Do you listen to music while writing? If so what?
My Spotify playlist for writing is something like 27 hours long, so yes, I do listen to some music while writing. I’ve got such a wide variety of genres and artists on the list, it’s hard to think of something I don’t listen to. I’m a huge fan of the classics, so there’s a lot of Credence Clearwater Revival, AC/DC, Beatles, Styx and the like. Some more modern stuff, in the vein of Cake, Andrew W.K., Cults, Caravan Palace. I’ve been big into IDKHOW lately, and Alex Turner was my most-listened to artist of last year.
What is something you’d like to accomplish in your writing career next year?
I’d like to have the sequel to Dragon(e) Baby Gone under contract and on its way out into the wider world.
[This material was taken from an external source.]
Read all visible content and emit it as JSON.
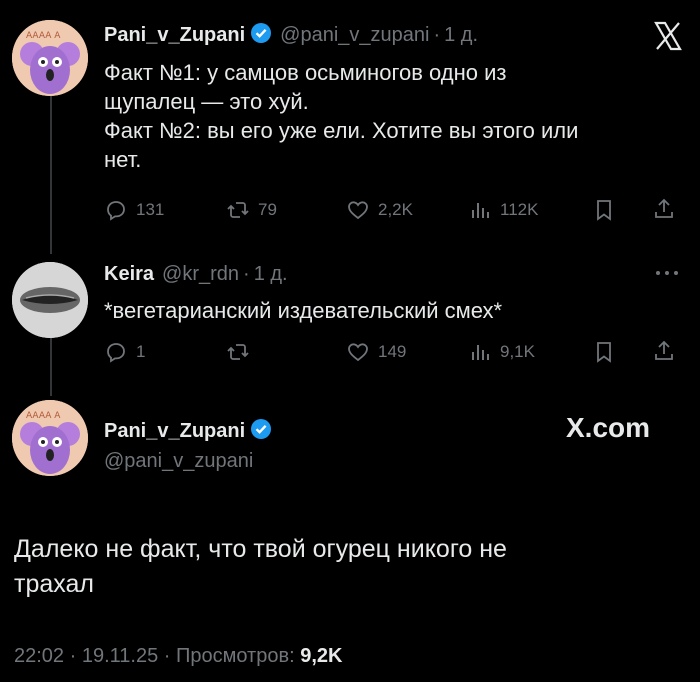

Right now, I’m finishing up a final round of edits before moving forward, but Witches Get Stitches is nearing completion.
How long did it take you to write this book?
The first draft of Dragon(e) Baby Gone took me almost eight months to hammer out, with polish and revisions adding more time on top of that. Honestly, I was sort of writing it between other projects at first and it wasn’t until the last two months that I really settled down and got after it. Probably 75% of the book was written in that last stretch.